Asides and little thoughts:

  • There’s an aside in this book about a woman named Colette with a fascinating pair of earrings, that are based on an eponymous woman and Discworld fan who made her own pair of earrings that she wore once to a book signing. Pratchett asked permission to use her likeness in the book, and she agreed, and the story is just so dang sweet, it really does get you every time. (For the full explanation, head over to L-space…)
  • I forgot that the slur for Romani people was used liberally in this one on account of it being part of the opera the company is performing. It’s always interesting to stumble across words that were still in common use, perhaps even more so when the book isn’t that old and you’re looking at a recent change.
  • The joke about suggesting that ballerinas stand on tiptoe to avoid wearing out their shoes is excellent.
  • …and I keep thinking about how Nanny’s scumble is referred to as “suicider.” How have I never attempted a fall cocktail with that name? I will be sure to remedy that this year (and give y’all the recipe if it turns out any good).


It doesn’t matter what direction you go. Sometimes you just have to go.

Hate is a force of attraction. Hate is just love with its back turned.

Since his nerves were already strained, he responded by screaming back at her. This seemed to have the effect that usually a wet flannel or a slap was necessary to achieve. She stopped and gave him an affronted look.

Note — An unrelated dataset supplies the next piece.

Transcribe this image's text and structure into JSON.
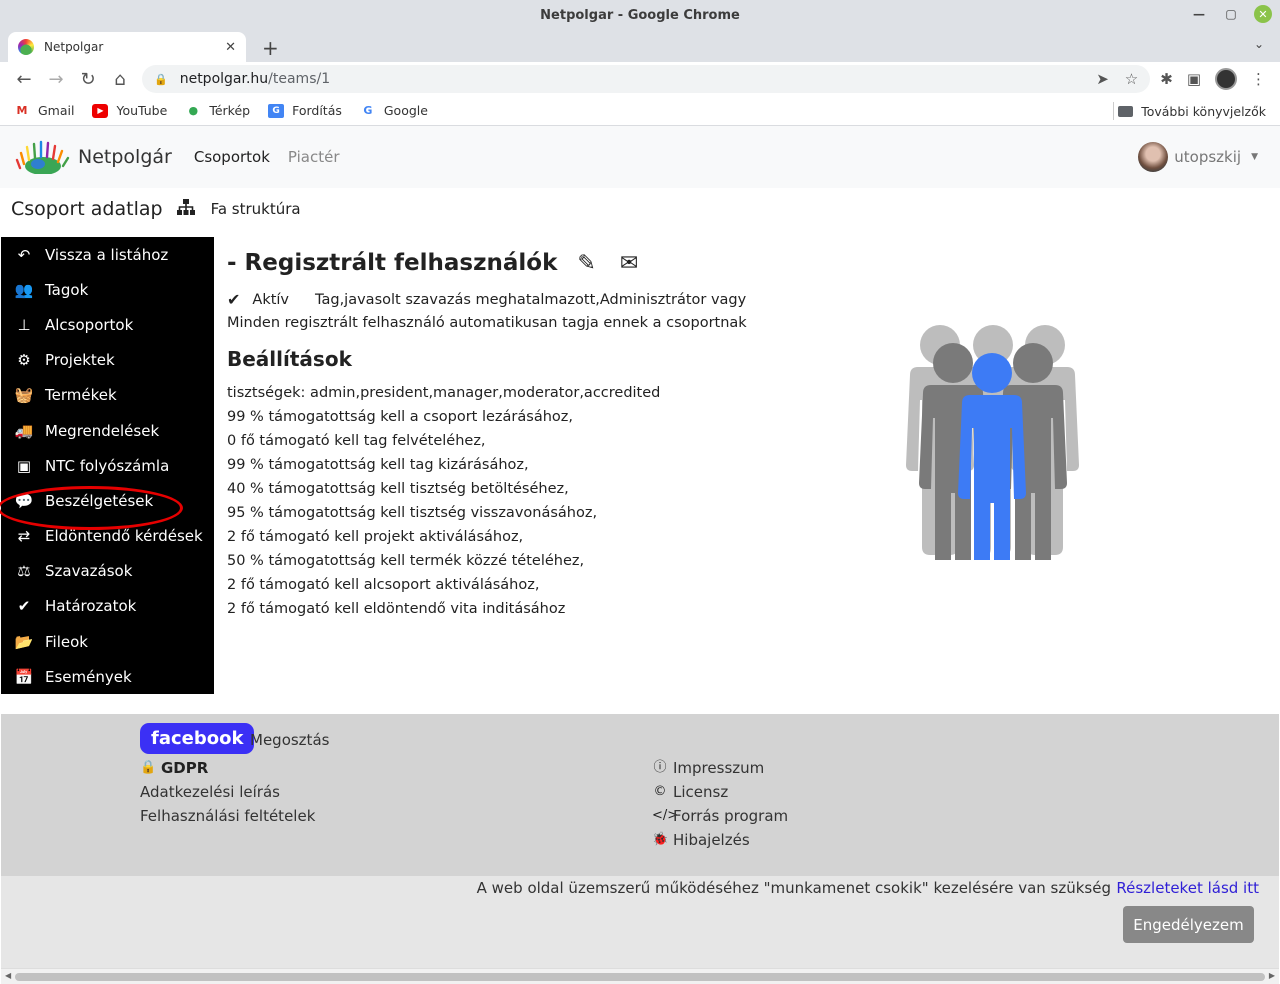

“So that’s an opera house, is it?” said Granny. “Looks like someone built a great big box and glued the architecture on afterward.”

Granny snatched at her hat and did a crabwise run along the row, crushing some of the finest footwear in Ankh-Morpork under her thick Lancre soles.

Nanny’s philosophy of life was to do what seemed like a good idea at the time, and do it as hard as possible. It had never let her down.

She’d tried to memorize the plot earlier—although other members of the chorus had done their best to dissuade her, on the basis that you could either sing them or understand, but not both.

Good and Evil were quite superfluous when you’d grown up with a highly developed sense of Right and Wrong.

If music were the food of love, she was game for a sonata and chips at any time.

She could feel the auditorium in front of her, the huge empty space making the sound that velvet would make if it could snore.